Now that we’ve covered the whole iterator chain, let’s take a moment to reflect on some interesting properties of this whole setup. First, notice that as we create our iterator chain, nothing actually happens until we call `sum`. That is, you might expect that calling `vec1.iter().zip(vec2.iter())` would go and allocate a new vector that contains pairs from both slices, but, as we’ve seen, it does not. It just creates a `ZipIter` that holds references to both slices. In fact, no vector of pairs is ever created (unless you ask for one by calling `collect`). Thus iteration can be described as lazy, since the various effects described by an iterator take place at the last possible time.

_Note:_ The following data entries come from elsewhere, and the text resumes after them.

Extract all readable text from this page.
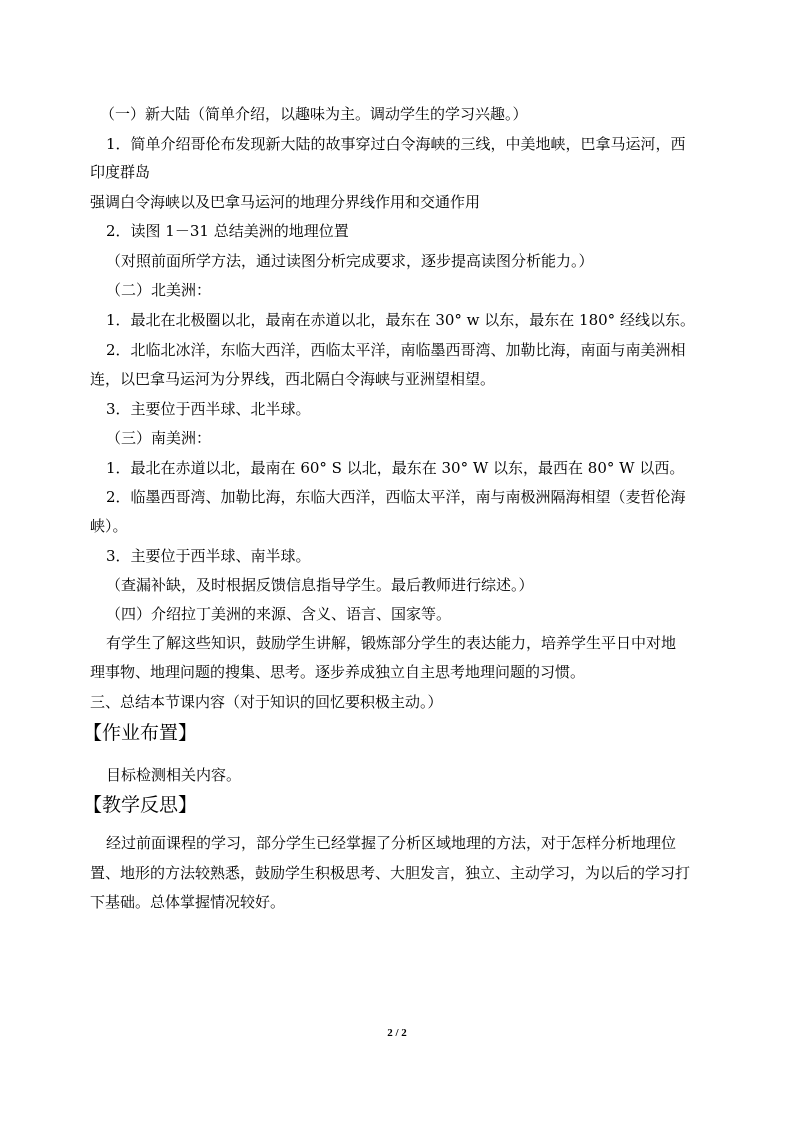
（一）新大陆（简单介绍，以趣味为主。调动学生的学习兴趣。）
1．简单介绍哥伦布发现新大陆的故事穿过白令海峡的三线，中美地峡，巴拿马运河，西
印度群岛
强调白令海峡以及巴拿马运河的地理分界线作用和交通作用
2．读图 1－31 总结美洲的地理位置
（对照前面所学方法，通过读图分析完成要求，逐步提高读图分析能力。）
（二）北美洲：
1．最北在北极圈以北，最南在赤道以北，最东在 30° w 以东，最东在 180° 经线以东。
2．北临北冰洋，东临大西洋，西临太平洋，南临墨西哥湾、加勒比海，南面与南美洲相
连，以巴拿马运河为分界线，西北隔白令海峡与亚洲望相望。
3．主要位于西半球、北半球。
（三）南美洲：
1．最北在赤道以北，最南在 60° S 以北，最东在 30° W 以东，最西在 80° W 以西。
2．临墨西哥湾、加勒比海，东临大西洋，西临太平洋，南与南极洲隔海相望（麦哲伦海
峡）。
3．主要位于西半球、南半球。
（查漏补缺，及时根据反馈信息指导学生。最后教师进行综述。）
（四）介绍拉丁美洲的来源、含义、语言、国家等。
有学生了解这些知识，鼓励学生讲解，锻炼部分学生的表达能力，培养学生平日中对地
理事物、地理问题的搜集、思考。逐步养成独立自主思考地理问题的习惯。
三、总结本节课内容（对于知识的回忆要积极主动。）
【作业布置】
目标检测相关内容。
【教学反思】
经过前面课程的学习，部分学生已经掌握了分析区域地理的方法，对于怎样分析地理位
置、地形的方法较熟悉，鼓励学生积极思考、大胆发言，独立、主动学习，为以后的学习打
下基础。总体掌握情况较好。
2 / 2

The other neat thing is that while all of this code looks very abstract, it actually optimizes to something very efficient. This is a side effect of all those generic types that we saw before. They basically ensure that the resulting iterator has a type that describes precisely what it is going to do. The compiler will then generate a custom copy of each iterator function tailored to that particular type. So, for example, we wind up with a custom copy of `ZipIter` that is specific to iterating over slices, and a custom copy of `MapIter` that is specific to multiplying the results of that particular `ZipIter`. These copies can then be optimized independently. The end result is that our dot-product iteration chain winds up being optimized into some very tight assembly; in fact, it even gets vectorized. You can verify this yourself by looking at this example on play and clicking the “ASM” button (but don’t forget to select “Release” mode). Here is the inner loop you will see:

``````.LBB0_8:
movdqu	(%rdi,%rbx,4), %xmm1
movdqu	(%rdx,%rbx,4), %xmm2
pshufd	\$245, %xmm2, %xmm3
pmuludq	%xmm1, %xmm2
pshufd	\$232, %xmm2, %xmm2
pshufd	\$245, %xmm1, %xmm1
pmuludq	%xmm3, %xmm1
pshufd	\$232, %xmm1, %xmm1
punpckldq	%xmm1, %xmm2
incq	%rax
jne	.LBB0_8
``````

Neat.

### Recap

So let’s review the criticial points of sequential iterators:

• They are lazy. No work is done until you call `next`, and then the iterator does the minimal amount of work it can to produce a result.
• They do not allocate (unless you ask them to). None of the code we wrote here requires allocating any memory or builds up any intermediate data structures. Of course, if you use an operation like `collect`, which accumulates the iterator’s items into a vector or other data structure, building that data structure will require allocating memory.
• They are generic and highly optimizable. Each iterator combinator uses generic type parameters to represent the types of the prior iterator that it builds on, as well as any closures that it references. This means that the compiler will make a custom copy of the iterator specialized to that particular task, which is very amenable to optimization.
• This is in sharp contrast to iterators in languages like Java, which are based on virtual dispatch and generic interfaces. The design is similar, but the resulting code is very different.

So in summary, you get to write really high-level, convenient code with really low-level, efficient performance.